As cafcpete says, those naff little blue connectors often known as scotch blocks will cause problems, and my advice would be to get rid of them. Do you wish to keep the immobiliser/alarm?

The electrical box, I believe is a standard 6RA relay. Think of it as a switch which is turned on by you turning the ignition switch against the spring. So when you turn the switch, it turns on the relay, which in turn fires another relay in the starter motor. This then engages the starter motor and connects it straight to the battery. When the starter is engage and spinning, there is a 12V supply from the starter, which goes to the coil giving it 12V instead of the lower voltage from the ballast resistor.

When you turn the ignition on, so the red lights are on the dash, is the fuel pump working? and do you have power to the coil?

Richard
 
Hi Guys,

Thanks for your help.
With the ignition on, yes I have the red lights illuminated on the dash.
The fuel pump does not work.
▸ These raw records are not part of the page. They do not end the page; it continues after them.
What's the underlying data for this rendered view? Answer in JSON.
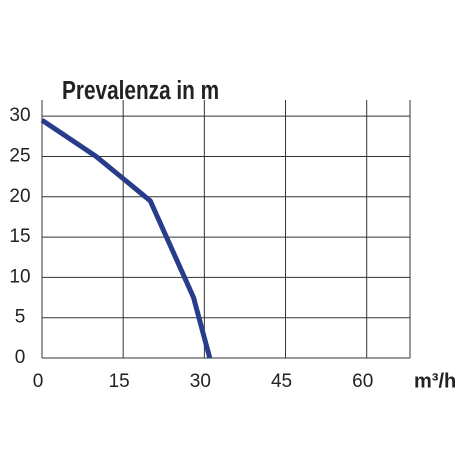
{
  "chart_data": {
    "type": "line",
    "title": "Prevalenza in m",
    "x_label": "m³/h",
    "x": [
      0,
      10,
      20,
      28,
      31
    ],
    "series": [
      {
        "color": "#283c8c",
        "values": [
          29.5,
          25,
          19.5,
          7.5,
          0
        ]
      }
    ],
    "xlim": [
      0,
      68
    ],
    "xticks": [
      0,
      15,
      30,
      45,
      60
    ],
    "ylim": [
      0,
      32
    ],
    "yticks": [
      0,
      5,
      10,
      15,
      20,
      25,
      30
    ],
    "grid": true
  }
}
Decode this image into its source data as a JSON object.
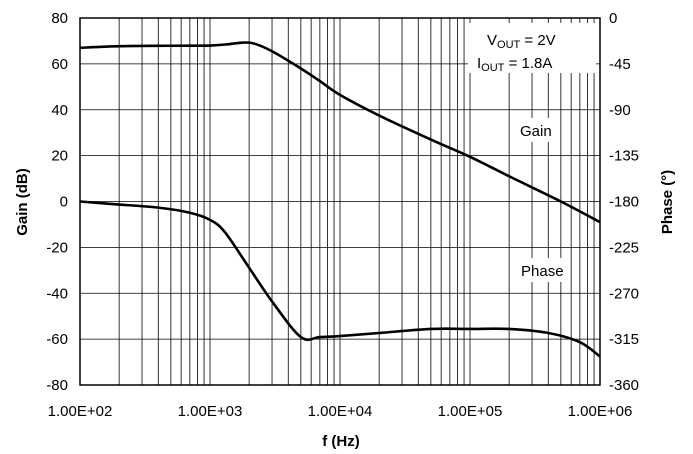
{
  "chart_data": {
    "type": "line",
    "x_scale": "log",
    "xlim": [
      100,
      1000000
    ],
    "ylim_left": [
      -80,
      80
    ],
    "ylim_right": [
      -360,
      0
    ],
    "grid": true,
    "xlabel": "f (Hz)",
    "ylabel_left": "Gain (dB)",
    "ylabel_right": "Phase (°)",
    "x_ticks": [
      100,
      1000,
      10000,
      100000,
      1000000
    ],
    "x_tick_labels": [
      "1.00E+02",
      "1.00E+03",
      "1.00E+04",
      "1.00E+05",
      "1.00E+06"
    ],
    "y_left_ticks": [
      80,
      60,
      40,
      20,
      0,
      -20,
      -40,
      -60,
      -80
    ],
    "y_left_tick_labels": [
      "80",
      "60",
      "40",
      "20",
      "0",
      "-20",
      "-40",
      "-60",
      "-80"
    ],
    "y_right_ticks": [
      0,
      -45,
      -90,
      -135,
      -180,
      -225,
      -270,
      -315,
      -360
    ],
    "y_right_tick_labels": [
      "0",
      "-45",
      "-90",
      "-135",
      "-180",
      "-225",
      "-270",
      "-315",
      "-360"
    ],
    "annotations": {
      "vout_prefix": "V",
      "vout_sub": "OUT",
      "vout_value": " = 2V",
      "iout_prefix": "I",
      "iout_sub": "OUT",
      "iout_value": " = 1.8A"
    },
    "series": [
      {
        "name": "Gain",
        "axis": "left",
        "x": [
          100,
          200,
          500,
          1000,
          1400,
          1800,
          2200,
          3000,
          5000,
          7000,
          10000,
          20000,
          50000,
          100000,
          200000,
          500000,
          1000000
        ],
        "y": [
          67,
          67.7,
          67.9,
          68,
          68.6,
          69.3,
          68.8,
          65.5,
          58,
          52.5,
          46.5,
          37.5,
          27,
          19.5,
          11,
          0,
          -9
        ]
      },
      {
        "name": "Phase",
        "axis": "right",
        "x": [
          100,
          200,
          400,
          700,
          1000,
          1300,
          2000,
          3000,
          5000,
          7000,
          10000,
          20000,
          50000,
          100000,
          200000,
          400000,
          700000,
          1000000
        ],
        "y": [
          -180,
          -183,
          -186,
          -191,
          -198,
          -210,
          -245,
          -278,
          -313,
          -313,
          -312,
          -309,
          -305,
          -305,
          -305,
          -309,
          -318,
          -332
        ]
      }
    ]
  }
}
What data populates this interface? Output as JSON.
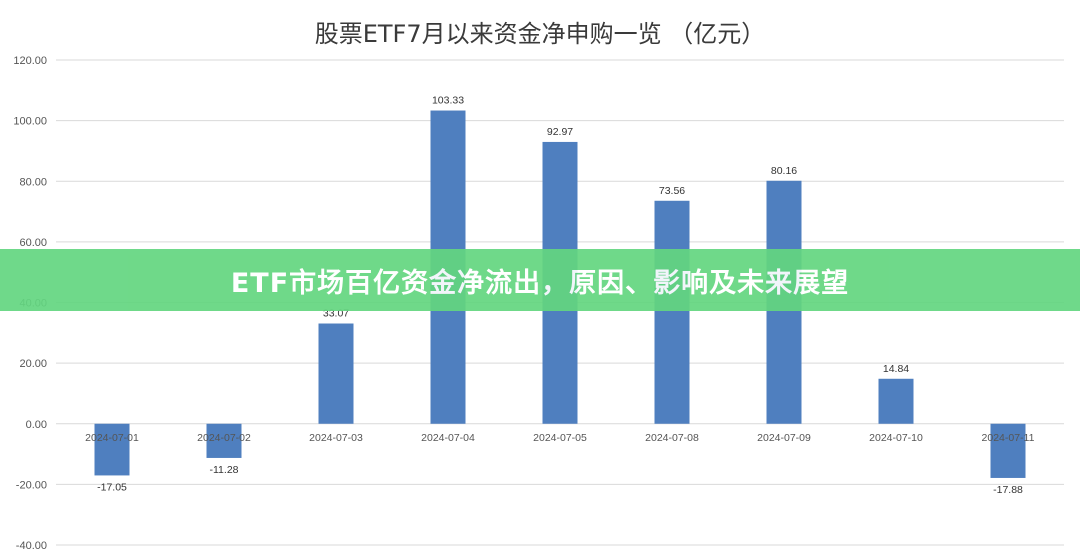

No power supply.
Yes I do have power to the coil.

Unfortunately, due to work and family commitments I will have limited time over the next couple of weeks to play with the car. :(
However, hopefully I will get plenty of time afterwards.:)

Thanks again,

Paul.
 
Well, if the fuel pump isn't working, that's a good place to start. Try to trace the wire back to where it starts. Mine was connected to the heated rear windscreen switch and the electric fan was also connected into the same bit of the loom. It was ok until I put the heated rear screen on one muggy day and then got stuck in traffic. The fan kicked in and the fuse box melted :eek:

So, turn the ignition on and check the pump with a voltmeter, if you have 12V or more then check the earth on the pump. If you have nothing, turn the ignition off (no sense leaving it for too long) and follow the wire back to the next connection, e.g. back of the rear screen switch, hidden switch somewhere, or the fuse box, wherever it goes. Then turn the ignition on again and check for voltage there. If it's the fuse box, check the fuse, and keep going until you find some power somewhere. A loose connection should be fairly obvious.

Richard
 
Success!!!
I have found the culprit for my non starting.
Today was my first chance to work on the car in over 2 months.
There was a blown 10 amp fuse in the circuit under the dash. The circuit supplies both the electronic fuel pump and electronic ignition.
I drove her for the first time as well, all of 5 metres to the front of the shed and then reversed her back again.
Now to tackle the lack of brakes with my new found enthusiasm!